Rissiana is a village situated near Samundri, Faisalabad, Pakistan. There are actually two villages named Rissiana in this area; Rissiana Kalan (Bara Rissiana) and Rissiana Khurd (Chota Rissiana).  Both have the same village number (138 GB) and are located two kilometers apart. Rissiana used to be called Case Garh, and this name is still used in many official documents. The below details represents the demographics of Rissiana Khurd. Before the partition of sub continent in 1947, The village of Rissiana existed with Sikh majority. Rana Atta Muhammad is considered to be the pioneer immigrant who arrived here with his family from Sosana village of district Hushiarpur  Indian Punjab. Sosana was a very small village but it has generated very prominent figures who contributed a lot for the development of Pakistan like Dr. Muhammad Saleem Khan and his son Rana Ayyaz Saleem (Senior Superintendent Police), Dr.

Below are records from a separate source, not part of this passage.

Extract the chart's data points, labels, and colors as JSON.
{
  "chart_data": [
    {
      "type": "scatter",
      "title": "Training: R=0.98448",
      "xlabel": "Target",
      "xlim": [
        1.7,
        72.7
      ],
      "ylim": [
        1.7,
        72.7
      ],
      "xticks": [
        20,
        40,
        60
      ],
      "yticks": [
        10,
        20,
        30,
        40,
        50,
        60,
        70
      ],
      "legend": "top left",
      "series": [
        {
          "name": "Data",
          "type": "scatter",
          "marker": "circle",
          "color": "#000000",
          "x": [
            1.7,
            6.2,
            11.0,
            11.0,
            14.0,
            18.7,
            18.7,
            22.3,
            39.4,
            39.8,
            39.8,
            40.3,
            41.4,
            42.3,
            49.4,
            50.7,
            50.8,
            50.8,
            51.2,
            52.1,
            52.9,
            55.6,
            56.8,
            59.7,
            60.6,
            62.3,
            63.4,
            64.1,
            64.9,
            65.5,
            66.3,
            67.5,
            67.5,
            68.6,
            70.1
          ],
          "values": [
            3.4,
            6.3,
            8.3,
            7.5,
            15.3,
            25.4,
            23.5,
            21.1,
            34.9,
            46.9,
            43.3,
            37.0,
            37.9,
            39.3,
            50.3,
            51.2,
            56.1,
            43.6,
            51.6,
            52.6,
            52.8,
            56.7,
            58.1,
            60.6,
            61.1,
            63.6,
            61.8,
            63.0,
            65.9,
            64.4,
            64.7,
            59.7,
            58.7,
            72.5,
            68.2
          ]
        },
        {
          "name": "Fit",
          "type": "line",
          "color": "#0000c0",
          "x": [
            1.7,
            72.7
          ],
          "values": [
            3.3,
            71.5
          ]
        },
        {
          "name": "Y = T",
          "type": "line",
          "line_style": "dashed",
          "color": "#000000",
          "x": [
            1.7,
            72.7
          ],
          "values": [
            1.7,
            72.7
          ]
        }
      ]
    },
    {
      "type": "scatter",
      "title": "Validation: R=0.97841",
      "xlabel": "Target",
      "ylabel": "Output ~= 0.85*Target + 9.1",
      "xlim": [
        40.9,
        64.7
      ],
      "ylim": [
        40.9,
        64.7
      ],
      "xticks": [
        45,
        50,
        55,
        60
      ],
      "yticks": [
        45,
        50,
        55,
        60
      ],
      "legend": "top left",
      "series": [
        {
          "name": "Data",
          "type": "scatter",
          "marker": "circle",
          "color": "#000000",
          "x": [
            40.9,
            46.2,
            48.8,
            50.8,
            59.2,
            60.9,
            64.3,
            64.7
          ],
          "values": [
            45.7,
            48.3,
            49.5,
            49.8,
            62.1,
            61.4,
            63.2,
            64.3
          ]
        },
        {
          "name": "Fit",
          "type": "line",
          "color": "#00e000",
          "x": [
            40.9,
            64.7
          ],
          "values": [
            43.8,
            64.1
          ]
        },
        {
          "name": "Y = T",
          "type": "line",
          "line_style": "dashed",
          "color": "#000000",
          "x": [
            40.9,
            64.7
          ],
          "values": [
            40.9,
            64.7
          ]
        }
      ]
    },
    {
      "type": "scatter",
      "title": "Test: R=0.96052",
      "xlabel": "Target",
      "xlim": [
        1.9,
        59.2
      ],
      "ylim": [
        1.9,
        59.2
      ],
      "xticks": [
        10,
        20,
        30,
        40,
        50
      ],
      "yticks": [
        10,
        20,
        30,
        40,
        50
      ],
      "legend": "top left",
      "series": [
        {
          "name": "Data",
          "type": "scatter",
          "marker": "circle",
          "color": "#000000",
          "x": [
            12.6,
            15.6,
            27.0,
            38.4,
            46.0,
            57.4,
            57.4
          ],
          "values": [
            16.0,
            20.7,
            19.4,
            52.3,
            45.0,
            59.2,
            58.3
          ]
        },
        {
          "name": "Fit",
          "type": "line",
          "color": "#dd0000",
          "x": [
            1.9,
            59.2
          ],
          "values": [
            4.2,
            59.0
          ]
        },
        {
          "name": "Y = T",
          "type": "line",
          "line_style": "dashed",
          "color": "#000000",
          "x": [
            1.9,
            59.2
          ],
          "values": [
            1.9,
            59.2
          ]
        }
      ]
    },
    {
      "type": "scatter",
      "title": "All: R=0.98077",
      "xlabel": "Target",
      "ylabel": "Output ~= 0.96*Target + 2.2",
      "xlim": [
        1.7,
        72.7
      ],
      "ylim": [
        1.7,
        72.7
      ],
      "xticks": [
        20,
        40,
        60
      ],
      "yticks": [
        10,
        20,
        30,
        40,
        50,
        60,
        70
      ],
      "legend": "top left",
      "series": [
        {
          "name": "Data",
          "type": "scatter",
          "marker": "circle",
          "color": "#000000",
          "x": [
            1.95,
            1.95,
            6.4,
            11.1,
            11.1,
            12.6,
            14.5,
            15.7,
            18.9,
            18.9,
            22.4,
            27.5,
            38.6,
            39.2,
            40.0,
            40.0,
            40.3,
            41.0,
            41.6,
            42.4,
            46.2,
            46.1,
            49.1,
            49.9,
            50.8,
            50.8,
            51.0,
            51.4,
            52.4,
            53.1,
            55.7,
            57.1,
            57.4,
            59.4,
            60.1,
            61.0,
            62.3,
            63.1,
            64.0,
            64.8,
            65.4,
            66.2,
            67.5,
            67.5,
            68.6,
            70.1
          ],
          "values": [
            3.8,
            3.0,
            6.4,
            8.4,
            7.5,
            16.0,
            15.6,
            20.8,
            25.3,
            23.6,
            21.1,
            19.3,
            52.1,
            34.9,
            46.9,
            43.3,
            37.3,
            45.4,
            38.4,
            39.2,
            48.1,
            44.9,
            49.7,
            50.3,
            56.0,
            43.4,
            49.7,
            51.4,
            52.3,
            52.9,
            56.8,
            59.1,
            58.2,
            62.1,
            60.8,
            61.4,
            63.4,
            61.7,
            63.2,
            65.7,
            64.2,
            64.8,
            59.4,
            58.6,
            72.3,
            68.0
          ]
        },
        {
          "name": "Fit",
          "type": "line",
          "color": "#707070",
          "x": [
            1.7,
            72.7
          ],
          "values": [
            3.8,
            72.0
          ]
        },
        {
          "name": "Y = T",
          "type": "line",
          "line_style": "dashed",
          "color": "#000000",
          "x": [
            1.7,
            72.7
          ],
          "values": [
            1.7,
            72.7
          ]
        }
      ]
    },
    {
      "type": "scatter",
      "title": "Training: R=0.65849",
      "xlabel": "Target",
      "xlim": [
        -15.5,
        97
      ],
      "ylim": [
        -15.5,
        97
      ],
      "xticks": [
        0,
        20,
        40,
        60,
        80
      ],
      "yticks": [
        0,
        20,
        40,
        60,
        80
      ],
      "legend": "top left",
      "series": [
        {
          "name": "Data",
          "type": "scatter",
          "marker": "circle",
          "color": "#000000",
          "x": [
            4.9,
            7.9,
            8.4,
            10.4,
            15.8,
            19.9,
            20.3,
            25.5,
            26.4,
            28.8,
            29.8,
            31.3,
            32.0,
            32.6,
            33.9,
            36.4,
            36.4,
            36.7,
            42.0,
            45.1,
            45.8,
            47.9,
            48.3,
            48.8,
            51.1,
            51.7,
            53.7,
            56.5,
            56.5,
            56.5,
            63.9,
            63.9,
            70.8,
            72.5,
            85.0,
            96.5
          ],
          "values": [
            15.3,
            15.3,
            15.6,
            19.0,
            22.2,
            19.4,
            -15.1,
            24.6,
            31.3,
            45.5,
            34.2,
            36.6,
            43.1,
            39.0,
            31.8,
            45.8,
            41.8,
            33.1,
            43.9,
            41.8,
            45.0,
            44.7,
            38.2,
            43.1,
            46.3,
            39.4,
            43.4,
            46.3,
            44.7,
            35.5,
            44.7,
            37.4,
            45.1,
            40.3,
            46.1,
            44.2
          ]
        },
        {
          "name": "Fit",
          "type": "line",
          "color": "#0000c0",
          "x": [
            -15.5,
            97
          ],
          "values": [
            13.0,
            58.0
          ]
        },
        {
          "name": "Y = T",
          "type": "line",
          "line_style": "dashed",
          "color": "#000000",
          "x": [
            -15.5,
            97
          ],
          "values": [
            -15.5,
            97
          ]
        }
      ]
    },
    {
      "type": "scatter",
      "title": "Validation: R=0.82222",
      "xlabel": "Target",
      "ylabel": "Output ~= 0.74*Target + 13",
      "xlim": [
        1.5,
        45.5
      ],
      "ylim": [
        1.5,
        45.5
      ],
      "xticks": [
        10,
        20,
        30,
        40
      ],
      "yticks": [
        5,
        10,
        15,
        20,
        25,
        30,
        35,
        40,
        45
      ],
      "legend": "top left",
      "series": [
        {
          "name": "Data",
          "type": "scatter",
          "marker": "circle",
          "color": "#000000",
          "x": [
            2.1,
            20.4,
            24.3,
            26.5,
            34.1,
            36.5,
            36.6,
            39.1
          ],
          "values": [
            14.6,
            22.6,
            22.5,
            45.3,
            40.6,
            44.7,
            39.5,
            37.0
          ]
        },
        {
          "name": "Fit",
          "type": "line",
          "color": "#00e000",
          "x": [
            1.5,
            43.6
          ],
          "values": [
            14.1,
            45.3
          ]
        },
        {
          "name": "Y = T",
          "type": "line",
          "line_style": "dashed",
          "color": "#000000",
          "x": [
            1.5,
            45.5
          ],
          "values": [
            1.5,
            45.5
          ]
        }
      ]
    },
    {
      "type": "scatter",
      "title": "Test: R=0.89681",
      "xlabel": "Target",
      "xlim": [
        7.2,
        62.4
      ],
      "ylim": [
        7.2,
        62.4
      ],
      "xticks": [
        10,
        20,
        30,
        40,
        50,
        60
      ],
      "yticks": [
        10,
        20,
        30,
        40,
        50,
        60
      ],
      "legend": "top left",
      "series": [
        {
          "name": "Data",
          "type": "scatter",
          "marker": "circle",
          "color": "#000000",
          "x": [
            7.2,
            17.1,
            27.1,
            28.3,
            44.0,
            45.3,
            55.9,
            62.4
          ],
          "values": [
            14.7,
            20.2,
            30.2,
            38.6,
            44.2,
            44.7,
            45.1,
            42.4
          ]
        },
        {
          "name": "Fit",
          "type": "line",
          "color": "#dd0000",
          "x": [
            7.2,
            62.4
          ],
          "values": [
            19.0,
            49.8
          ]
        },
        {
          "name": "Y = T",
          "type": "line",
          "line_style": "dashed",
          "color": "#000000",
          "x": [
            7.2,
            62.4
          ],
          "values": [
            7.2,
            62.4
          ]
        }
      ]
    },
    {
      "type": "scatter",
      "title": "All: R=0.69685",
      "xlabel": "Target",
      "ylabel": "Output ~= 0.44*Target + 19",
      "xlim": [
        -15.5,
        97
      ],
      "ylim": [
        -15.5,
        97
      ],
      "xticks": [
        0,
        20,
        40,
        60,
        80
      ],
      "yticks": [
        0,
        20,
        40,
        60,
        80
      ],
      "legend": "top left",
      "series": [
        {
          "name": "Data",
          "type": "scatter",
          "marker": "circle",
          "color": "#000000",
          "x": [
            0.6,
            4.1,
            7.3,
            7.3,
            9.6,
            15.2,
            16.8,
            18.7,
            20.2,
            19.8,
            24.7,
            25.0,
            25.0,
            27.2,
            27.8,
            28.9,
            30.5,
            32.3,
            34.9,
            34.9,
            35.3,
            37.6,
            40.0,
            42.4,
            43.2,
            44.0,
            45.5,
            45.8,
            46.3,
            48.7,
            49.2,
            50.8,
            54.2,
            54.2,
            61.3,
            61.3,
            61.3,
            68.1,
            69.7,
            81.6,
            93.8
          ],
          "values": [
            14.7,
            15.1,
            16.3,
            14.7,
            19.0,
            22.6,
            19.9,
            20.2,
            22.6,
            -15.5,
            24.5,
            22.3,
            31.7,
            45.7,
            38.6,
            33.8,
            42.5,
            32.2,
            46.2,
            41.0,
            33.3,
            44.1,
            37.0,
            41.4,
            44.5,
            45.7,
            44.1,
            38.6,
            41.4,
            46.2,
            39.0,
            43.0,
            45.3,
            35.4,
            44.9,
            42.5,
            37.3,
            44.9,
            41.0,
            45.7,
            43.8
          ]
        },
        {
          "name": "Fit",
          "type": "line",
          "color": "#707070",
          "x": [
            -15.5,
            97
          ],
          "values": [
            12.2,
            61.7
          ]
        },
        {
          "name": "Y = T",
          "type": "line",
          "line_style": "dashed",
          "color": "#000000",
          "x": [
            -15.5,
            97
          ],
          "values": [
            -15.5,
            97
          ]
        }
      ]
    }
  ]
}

Iqrar Ahmad Khan (SI), Vice Chancellor of University of Agriculture (Faisalabad) and Waseem Afzal (Central Superior Services of Pakistan) officer.

Education and Major Figures of Rissiana
The literacy rate is about 75% and the younger generation is much committed for higher education for which they have to travel to big cities. The major educated personalities of this village include Lieutenant Colonel (R) Dr. Abdul Latif, Rana Faryad Hussain (Retired Associate professor of English at Government degree College Samundri), Rana Khalid Jamil Sohail (Pakistan Air Force), Dr. Abdul Rehman (Nuclear Institute of Agriculture and Biology),  Rana Abaid Ur Rehman Working at Standard Chartered Bank Pakistan Limited as Manager Foreign Trade ,  Mr. Rana Mahmood khan (ex General Manager Gojra Samundri sugar mill), Mr. Abdul Razzaq (Assistant Professor of Zoology at Government Degree College Samundri), Mr. Ghulam Qadir (Retired Assistant Vice President, Allied Bank of Pakistan), Mr. Habib Jilani (Executive District Officer Finance), Dr. Abdul Qayyum (State Bank of Pakistan), Col. Saeed Khan, Admiral Javed Iqbal, Mr. Abdul Qadir (Deputy Military Accountant General Pakistan), Mr. Bhadur Ali (Lecturer at Government College) Dr. Muhammad Abdullah, Engineer Asad Ullah Khan, Dr. Bushra Abdul Rehman, Dr. Sidra Ghazanfar and various others. Two young men offered blood in 1971 war against India therefore this village is also called the village of SHUHADA (martyr people)

Economy
The economy of Rissiana is mainly based upon agriculture. The land of Rissiana is very fertile, but the subsoil water is brackish, forcing farmers to rely upon a meager canal supply which is meager.  For this reason, Rissiana has seen a major decline in agriculture.  However, sufficient wheat, maize, sugarcane, guavas, Kinnow, jaman, and fodder are produced here.  These crops both satisfy the local needs and are sold in the grain market of nearby Samundri. The younger generations of Rissiana increasingly leave the area and move to cities to find employment and higher education opportunities.  The area around Rissiana is irrigated by a distributary of British-built Canal 'Gogera Branch' that is also abbreviated as GB.  Hence, the official number of village is 138 GB.

Ethnic makeup
Nearly all the inhabitants of Rissiana Khurd migrated to Punjab, India. Majority, people belonging to major castes are living in this village. These three castes include Rajput, Jutt, and Gujjar. Besides the majority of Muslims inhabitants, there are also living a few Christians in the village.

Infrastructure
Rissiana has one primary school for boys and one middle school for girls, paved roads, telephone and power lines, four mosques and a filtration plant for the supply of clean drinking water. The towers of various mobile operators are located in Rissiana which help the local people to remain in touch with their beloved ones.